Public pressure continues to build against some companies that use mandatory arbitration provisions. Tech giants and even law firms have come under the microscope in recent months for including them in their employment agreements, with some even dropping the provisions. And since before that, the #MeToo movement has called attention to companies that require workers to arbitrate sexual misconduct and harassment claims out of court.
But the question is what long-term effects, if any, the public pressure will have while companies have leeway to implement those provisions under federal law.
Companies that require their employees and customers to arbitrate claims against them have enjoyed the support of the U.S. Supreme Court’s reading of the Federal Arbitration Act. By including mandatory arbitration provisions in employment or purchasing agreements, many companies have avoided defending costly class actions and instead required more plaintiffs to bring claims against them on an individual basis.
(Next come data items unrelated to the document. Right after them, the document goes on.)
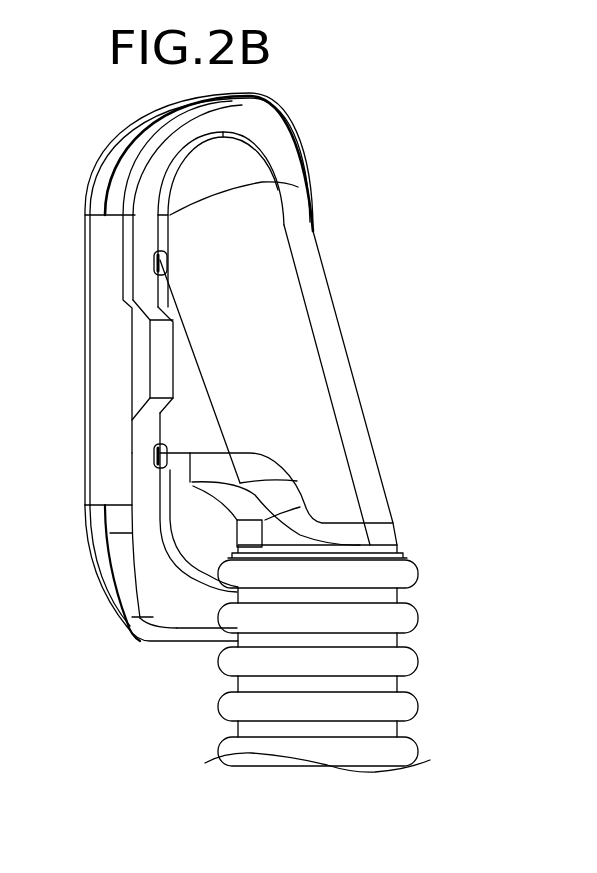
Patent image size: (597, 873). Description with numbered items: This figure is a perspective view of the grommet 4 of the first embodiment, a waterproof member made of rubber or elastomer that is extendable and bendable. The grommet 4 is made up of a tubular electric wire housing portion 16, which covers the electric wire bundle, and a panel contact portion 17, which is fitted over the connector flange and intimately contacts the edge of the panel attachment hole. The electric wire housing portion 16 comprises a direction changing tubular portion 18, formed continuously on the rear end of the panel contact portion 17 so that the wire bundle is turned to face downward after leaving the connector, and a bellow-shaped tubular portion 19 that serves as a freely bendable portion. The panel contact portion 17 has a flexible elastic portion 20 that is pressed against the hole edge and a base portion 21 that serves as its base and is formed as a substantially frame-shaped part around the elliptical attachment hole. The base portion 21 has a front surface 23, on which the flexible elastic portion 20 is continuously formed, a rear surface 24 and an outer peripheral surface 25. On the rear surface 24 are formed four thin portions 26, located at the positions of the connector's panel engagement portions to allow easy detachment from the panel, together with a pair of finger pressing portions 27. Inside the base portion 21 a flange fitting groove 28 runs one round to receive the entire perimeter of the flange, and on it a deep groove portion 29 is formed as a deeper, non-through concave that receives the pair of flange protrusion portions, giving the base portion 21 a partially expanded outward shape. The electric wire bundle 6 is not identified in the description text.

The grommet 4 is at (400, 332).
The cable 6 is at (13, 550).
The tubular electric wire housing portion 16 is at (368, 612).
The panel contact portion 17 is at (113, 350).
The direction changing tubular portion 18 is at (368, 480).
The bellow-shaped tubular portion 19 is at (403, 617).
The flexible elastic portion 20 is at (111, 144).
The base portion 21 is at (258, 112).
The front surface 23 is at (113, 433).
The rear surface 24 is at (148, 518).
The outer peripheral surface 25 is at (113, 477).
The thin portions 26 is at (168, 260).
The finger pressing portions 27 is at (161, 357).
The flange fitting groove 28 is at (115, 240).
The deep groove portion 29 is at (177, 627).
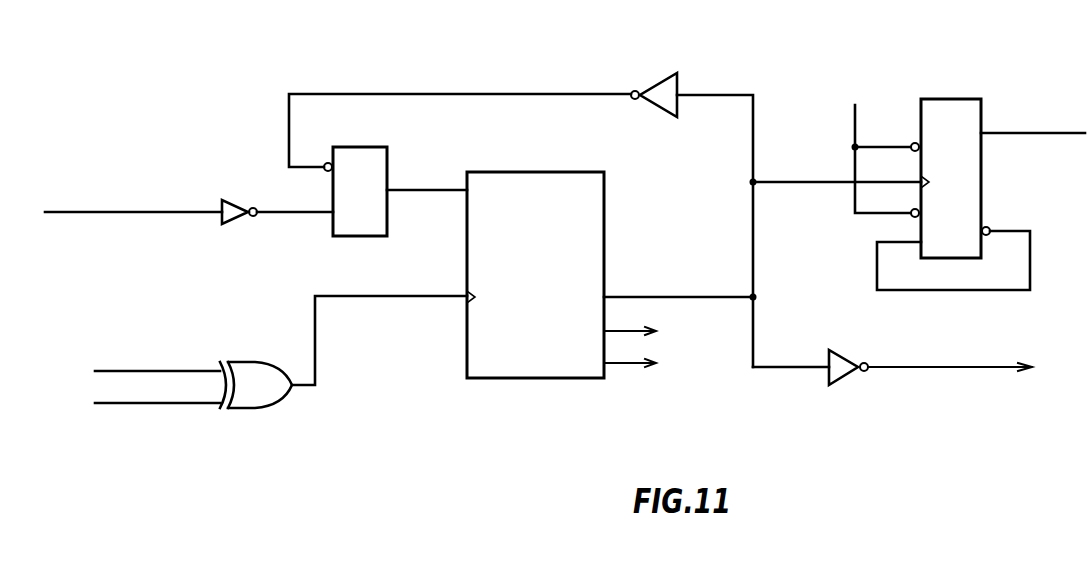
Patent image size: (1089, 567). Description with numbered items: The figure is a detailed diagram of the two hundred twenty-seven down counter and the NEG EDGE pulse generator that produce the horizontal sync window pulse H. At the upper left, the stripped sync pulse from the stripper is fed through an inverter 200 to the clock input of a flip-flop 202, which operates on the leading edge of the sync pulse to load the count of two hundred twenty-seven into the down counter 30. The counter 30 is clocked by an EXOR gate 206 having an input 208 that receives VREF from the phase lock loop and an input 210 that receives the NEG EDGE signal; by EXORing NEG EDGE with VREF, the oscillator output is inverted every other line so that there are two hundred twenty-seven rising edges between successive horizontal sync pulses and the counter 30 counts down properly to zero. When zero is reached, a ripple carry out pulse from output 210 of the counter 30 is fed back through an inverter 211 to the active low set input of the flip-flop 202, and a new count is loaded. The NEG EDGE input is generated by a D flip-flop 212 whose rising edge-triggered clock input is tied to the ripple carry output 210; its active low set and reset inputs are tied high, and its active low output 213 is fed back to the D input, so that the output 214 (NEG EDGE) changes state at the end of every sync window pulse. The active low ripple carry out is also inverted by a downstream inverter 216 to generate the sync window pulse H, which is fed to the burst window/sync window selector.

A 2017 study by the Economic Policy Institute found that more than 55 percent of U.S. workers are bound by mandatory arbitration provisions, and about 65 percent of companies with 1,000 or more employees had mandatory arbitration procedures.
But some companies are rethinking those provisions. In February, Google announced it would end its practice of requiring arbitration for any work disputes effective March 21. The decision came after Google employees protested the practice, with 20,000 of them staging walkouts in November.
Other tech companies, including AirBnB, eBay and Facebook, have announced they would no longer require workers to arbitrate sexual misconduct and harassment claims.
The movement against mandatory arbitration has also enveloped law rms. On Tuesday, a group of Harvard Law students demonstrated in front of the Washington, D.C., offices of Big Law firms DLA Piper and Venable to protest their apparent use of mandatory arbitration clauses.
The student group, the Pipeline Parity Project, also called on the National Association for Law Placement to poll law firms on whether they require associates and non-lawyer employees to sign arbitration or non-disclosure agreements, and add those responses to its Directory of Legal Employers.
ARBITRATION PROVISIONS UNDER THE SPOTLIGHT
The growing antipathy against mandatory arbitration is leading more employers than just tech companies to rethink those policies.
“It is a concern for employers,” said John Husband, a management-side labor and employment litigator who is a partner at Holland & Hart in Denver. “I’m sure DLA Piper is looking at their policy right now.”
Husband said many employers are being cautious right now when it comes to mandatory arbitration policies. “If they don’t have [a mandatory arbitration agreement], they’re likely to not have one going forward.”
But Colorado employers that do have those agreements don’t face the same scrutiny as high-pro file employers in Silicon Valley or on the East Coast, Husband added. For example, employers might be more responsive to employee pressure in California, where there’s the Private Attorneys General Act that allows workers to bring a private action against them for labor code violations. “It’s a different environment out there,” Husband said. Still, with workers demonstrating against arbitration provisions, “it doesn’t mean Colorado employers aren’t watching that,” he added.
While arbitration can help large companies reduce their legal exposure to various claims, it also has its drawbacks, and companies should be thoughtful about how they implement them, Husband said.